In March, Nvidia replaced the H100 with its latest flagship GPU, the Blackwell B200. During the peak demand for the H100 last year, retail prices reportedly soared to USD 40,000. Even with the introduction of the Blackwell B200, which is expected to reduce the price of the H100 by two-thirds, constructing the 100,000-GPU supercomputer that xAI intends to build would still incur a cost exceeding USD 1 billion.

Sources from The Information suggested that the company aims to have the system operational by the upcoming fall. There’s speculation that xAI could potentially partner with Oracle Corp. for this endeavor. Constructing a substantial AI training infrastructure demands more than just GPUs; it also entails other hardware components like storage systems, which Oracle could potentially provide.

Three months post its launch in July, X.ai unveiled a large language model named Grok, capable of generating both text and code. Subsequently, the model was made open source, and a more advanced iteration, Grok 1.5, was introduced. In internal testing, the latter version of the language model accurately responded to 74.1% of questions in HumanEval, a widely recognized benchmark for evaluating neural networks’ problem-solving capabilities.

In its concise statement regarding the USD 6 billion funding round, xAI elaborated on its ongoing efforts towards “multiple exciting technology updates and products soon to be announced.”  While the company refrained from delineating the specific products under development, in mid-April, upon unveiling a version of Grok 1.5 with image processing capabilities, xAI revealed its ambition to notably enhance “both our multimodal comprehension and generation capacities in the upcoming months.”
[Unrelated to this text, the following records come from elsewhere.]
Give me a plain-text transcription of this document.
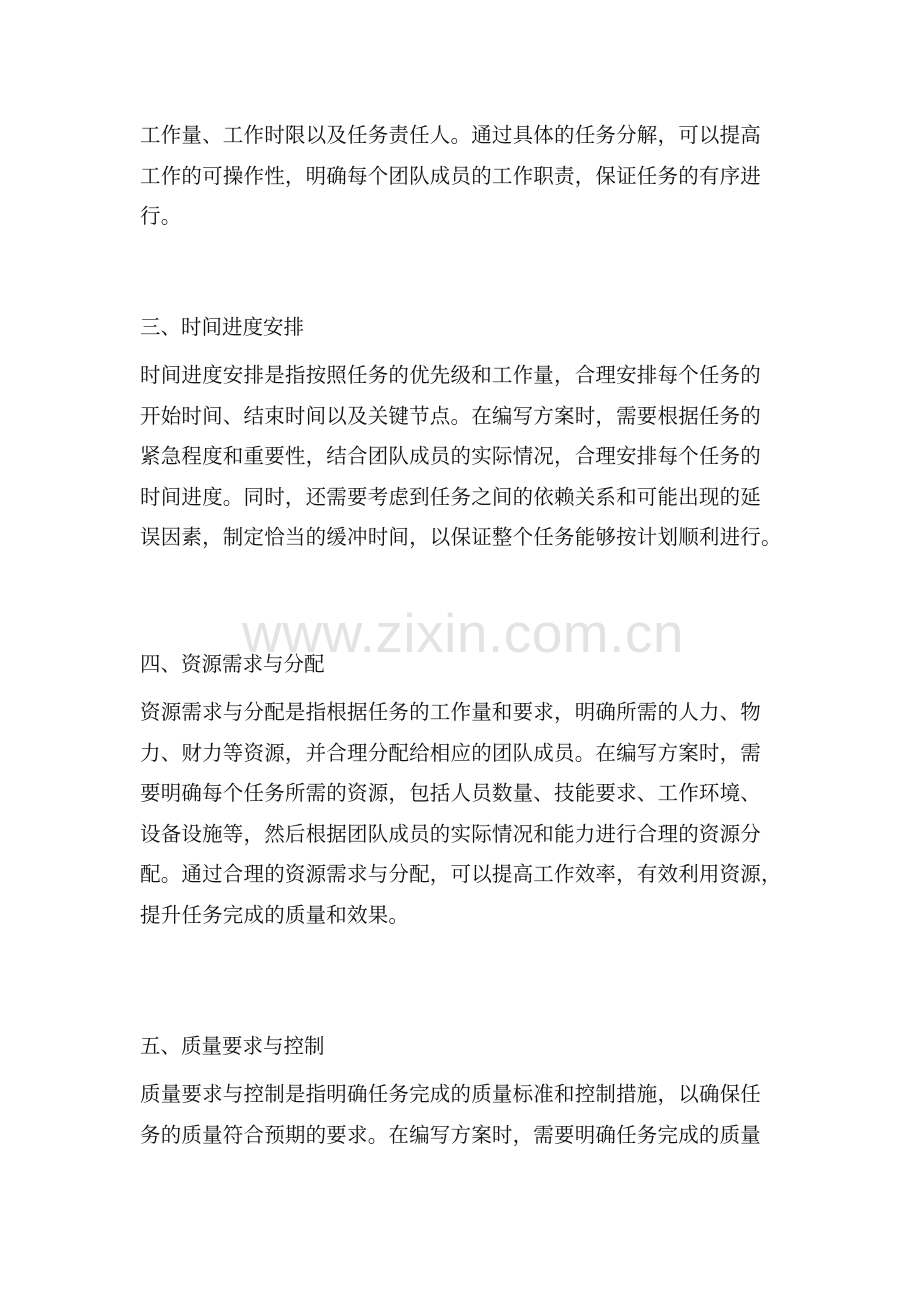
工作量、工作时限以及任务责任人。通过具体的任务分解，可以提高
工作的可操作性，明确每个团队成员的工作职责，保证任务的有序进
行。
三、时间进度安排
时间进度安排是指按照任务的优先级和工作量，合理安排每个任务的
开始时间、结束时间以及关键节点。在编写方案时，需要根据任务的
紧急程度和重要性，结合团队成员的实际情况，合理安排每个任务的
时间进度。同时，还需要考虑到任务之间的依赖关系和可能出现的延
误因素，制定恰当的缓冲时间，以保证整个任务能够按计划顺利进行。
www.zixin.com.cn
四、资源需求与分配
资源需求与分配是指根据任务的工作量和要求，明确所需的人力、物
力、财力等资源，并合理分配给相应的团队成员。在编写方案时，需
要明确每个任务所需的资源，包括人员数量、技能要求、工作环境、
设备设施等，然后根据团队成员的实际情况和能力进行合理的资源分
配。通过合理的资源需求与分配，可以提高工作效率，有效利用资源，
提升任务完成的质量和效果。
五、质量要求与控制
质量要求与控制是指明确任务完成的质量标准和控制措施，以确保任
务的质量符合预期的要求。在编写方案时，需要明确任务完成的质量
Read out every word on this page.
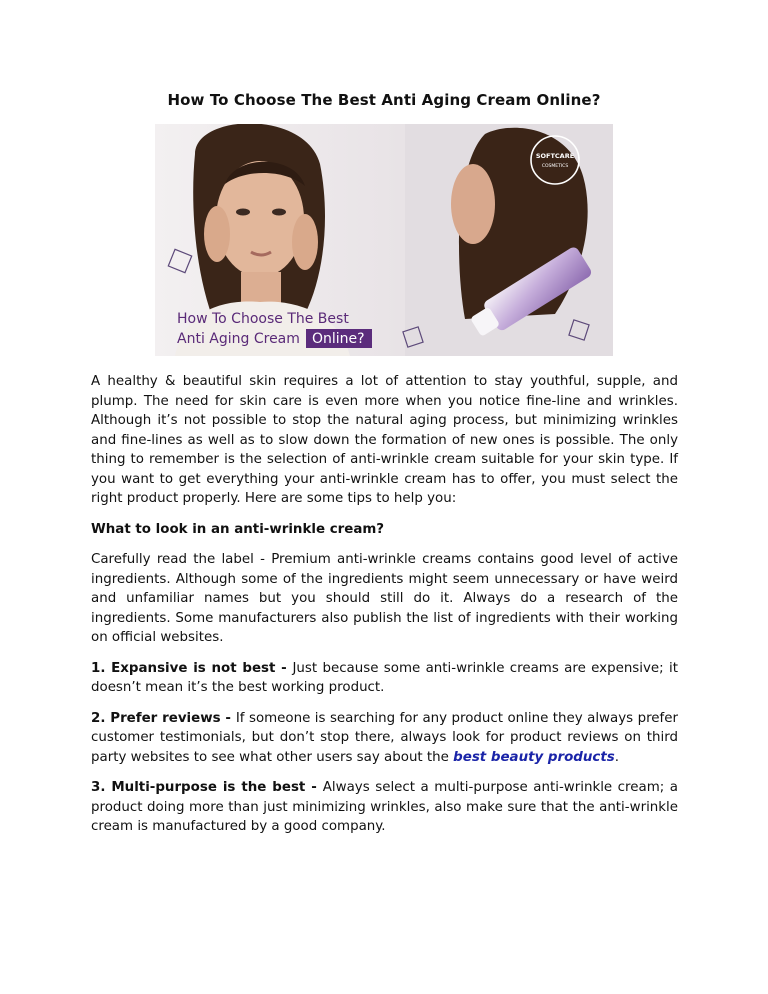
How To Choose The Best Anti Aging Cream Online?
SOFTCARE
COSMETICS
How To Choose The Best
Anti Aging Cream Online?

A healthy & beautiful skin requires a lot of attention to stay youthful, supple, and plump. The need for skin care is even more when you notice fine-line and wrinkles. Although it’s not possible to stop the natural aging process, but minimizing wrinkles and fine-lines as well as to slow down the formation of new ones is possible. The only thing to remember is the selection of anti-wrinkle cream suitable for your skin type. If you want to get everything your anti-wrinkle cream has to offer, you must select the right product properly. Here are some tips to help you:

What to look in an anti-wrinkle cream?

Carefully read the label - Premium anti-wrinkle creams contains good level of active ingredients. Although some of the ingredients might seem unnecessary or have weird and unfamiliar names but you should still do it. Always do a research of the ingredients. Some manufacturers also publish the list of ingredients with their working on official websites.

1. Expansive is not best - Just because some anti-wrinkle creams are expensive; it doesn’t mean it’s the best working product.

2. Prefer reviews - If someone is searching for any product online they always prefer customer testimonials, but don’t stop there, always look for product reviews on third party websites to see what other users say about the best beauty products.

3. Multi-purpose is the best - Always select a multi-purpose anti-wrinkle cream; a product doing more than just minimizing wrinkles, also make sure that the anti-wrinkle cream is manufactured by a good company.
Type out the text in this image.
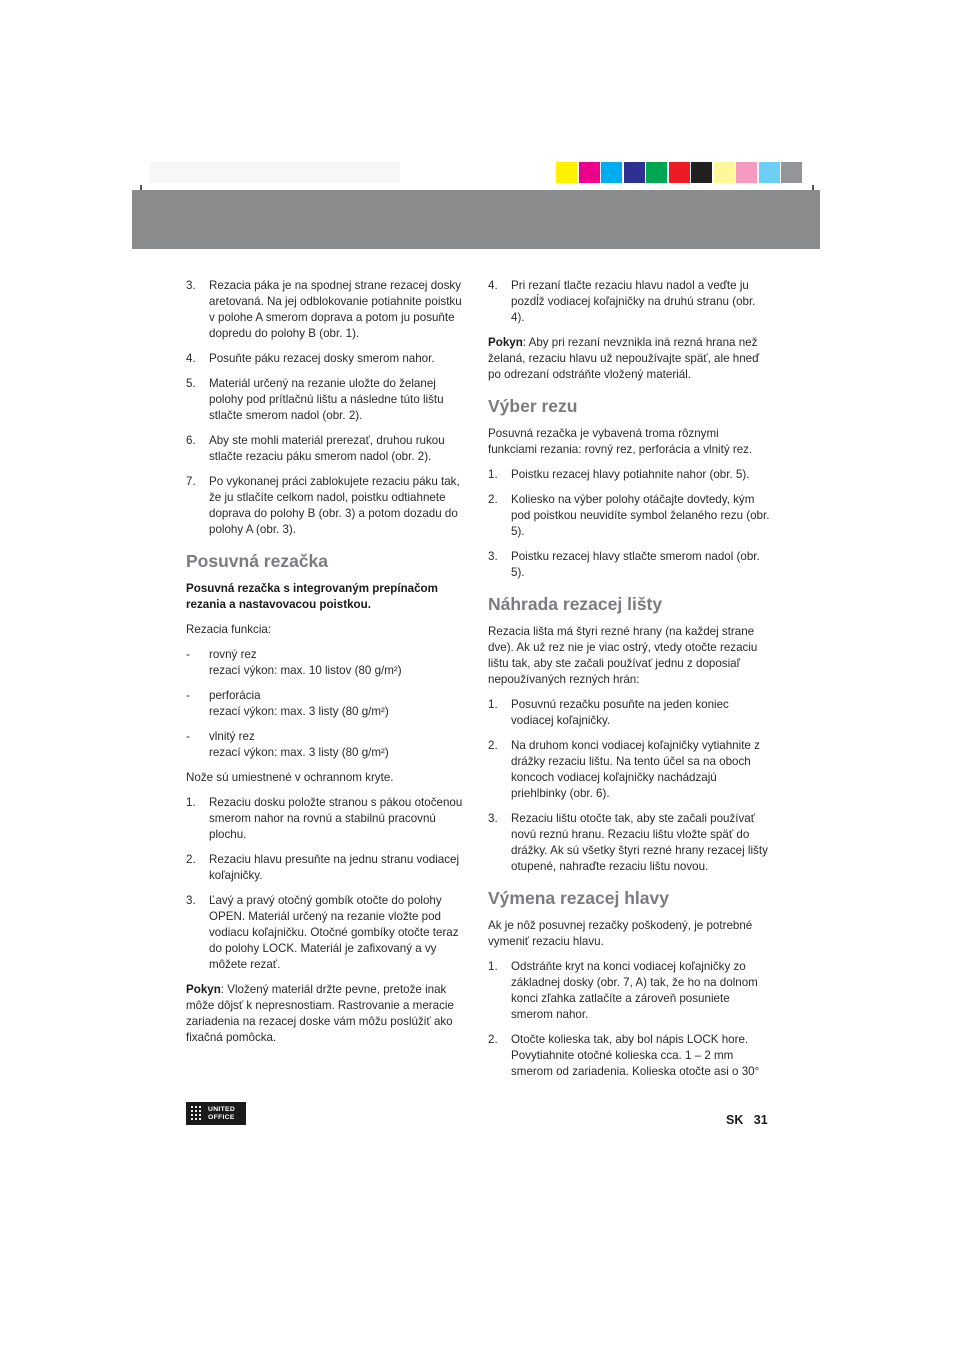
3.	Rezacia páka je na spodnej strane rezacej dosky aretovaná. Na jej odblokovanie potiahnite poistku v polohe A smerom doprava a potom ju posuňte dopredu do polohy B (obr. 1).
4.	Posuňte páku rezacej dosky smerom nahor.
5.	Materiál určený na rezanie uložte do želanej polohy pod prítlačnú lištu a následne túto lištu stlačte smerom nadol (obr. 2).
6.	Aby ste mohli materiál prerezať, druhou rukou stlačte rezaciu páku smerom nadol (obr. 2).
7.	Po vykonanej práci zablokujete rezaciu páku tak, že ju stlačíte celkom nadol, poistku odtiahnete doprava do polohy B (obr. 3) a potom dozadu do polohy A (obr. 3).
Posuvná rezačka

Posuvná rezačka s integrovaným prepínačom rezania a nastavovacou poistkou.

Rezacia funkcia:

-	rovný rez
rezací výkon: max. 10 listov (80 g/m²)
-	perforácia
rezací výkon: max. 3 listy (80 g/m²)
-	vlnitý rez
rezací výkon: max. 3 listy (80 g/m²)

Nože sú umiestnené v ochrannom kryte.

1.	Rezaciu dosku položte stranou s pákou otočenou smerom nahor na rovnú a stabilnú pracovnú plochu.
2.	Rezaciu hlavu presuňte na jednu stranu vodiacej koľajničky.
3.	Ľavý a pravý otočný gombík otočte do polohy OPEN. Materiál určený na rezanie vložte pod vodiacu koľajničku. Otočné gombíky otočte teraz do polohy LOCK. Materiál je zafixovaný a vy môžete rezať.

Pokyn: Vložený materiál držte pevne, pretože inak môže dôjsť k nepresnostiam. Rastrovanie a meracie zariadenia na rezacej doske vám môžu poslúžiť ako fixačná pomôcka.

4.	Pri rezaní tlačte rezaciu hlavu nadol a veďte ju pozdĺž vodiacej koľajničky na druhú stranu (obr. 4).

Pokyn: Aby pri rezaní nevznikla iná rezná hrana než želaná, rezaciu hlavu už nepoužívajte späť, ale hneď po odrezaní odstráňte vložený materiál.

Výber rezu

Posuvná rezačka je vybavená troma rôznymi funkciami rezania: rovný rez, perforácia a vlnitý rez.

1.	Poistku rezacej hlavy potiahnite nahor (obr. 5).
2.	Koliesko na výber polohy otáčajte dovtedy, kým pod poistkou neuvidíte symbol želaného rezu (obr. 5).
3.	Poistku rezacej hlavy stlačte smerom nadol (obr. 5).
Náhrada rezacej lišty

Rezacia lišta má štyri rezné hrany (na každej strane dve). Ak už rez nie je viac ostrý, vtedy otočte rezaciu lištu tak, aby ste začali používať jednu z doposiaľ nepoužívaných rezných hrán:

1.	Posuvnú rezačku posuňte na jeden koniec vodiacej koľajničky.
2.	Na druhom konci vodiacej koľajničky vytiahnite z drážky rezaciu lištu. Na tento účel sa na oboch koncoch vodiacej koľajničky nachádzajú priehlbinky (obr. 6).
3.	Rezaciu lištu otočte tak, aby ste začali používať novú reznú hranu. Rezaciu lištu vložte späť do drážky. Ak sú všetky štyri rezné hrany rezacej lišty otupené, nahraďte rezaciu lištu novou.
Výmena rezacej hlavy

Ak je nôž posuvnej rezačky poškodený, je potrebné vymeniť rezaciu hlavu.

1.	Odstráňte kryt na konci vodiacej koľajničky zo základnej dosky (obr. 7, A) tak, že ho na dolnom konci zľahka zatlačíte a zároveň posuniete smerom nahor.
2.	Otočte kolieska tak, aby bol nápis LOCK hore. Povytiahnite otočné kolieska cca. 1 – 2 mm smerom od zariadenia. Kolieska otočte asi o 30°
UNITED
OFFICE	SK   31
Multimodal AI models refer to neural networks with the ability to handle diverse data types beyond just text. In the last year, OpenAI, a competitor to xAI, has unveiled AI models proficient in generating images, videos, and speech. There’s a possibility that Elon Musk’s startup is contemplating a similar trajectory for its commercialization endeavors.

Presumably, any novel AI models developed by xAI will be accessible through commercial application programming interfaces (APIs). Currently, it provides access to Grok 1.0, the initial version of its flagship large language model, via an API accessible through an early access program.

Additionally, the company has crafted a desktop application aimed at aiding developers in prompt engineering, a process essential for refining prompts to optimize the output quality of an AI model, specifically Grok in this instance. Part of xAI’s fresh funding could be allocated to developing supplementary tools for software teams integrating its AI models.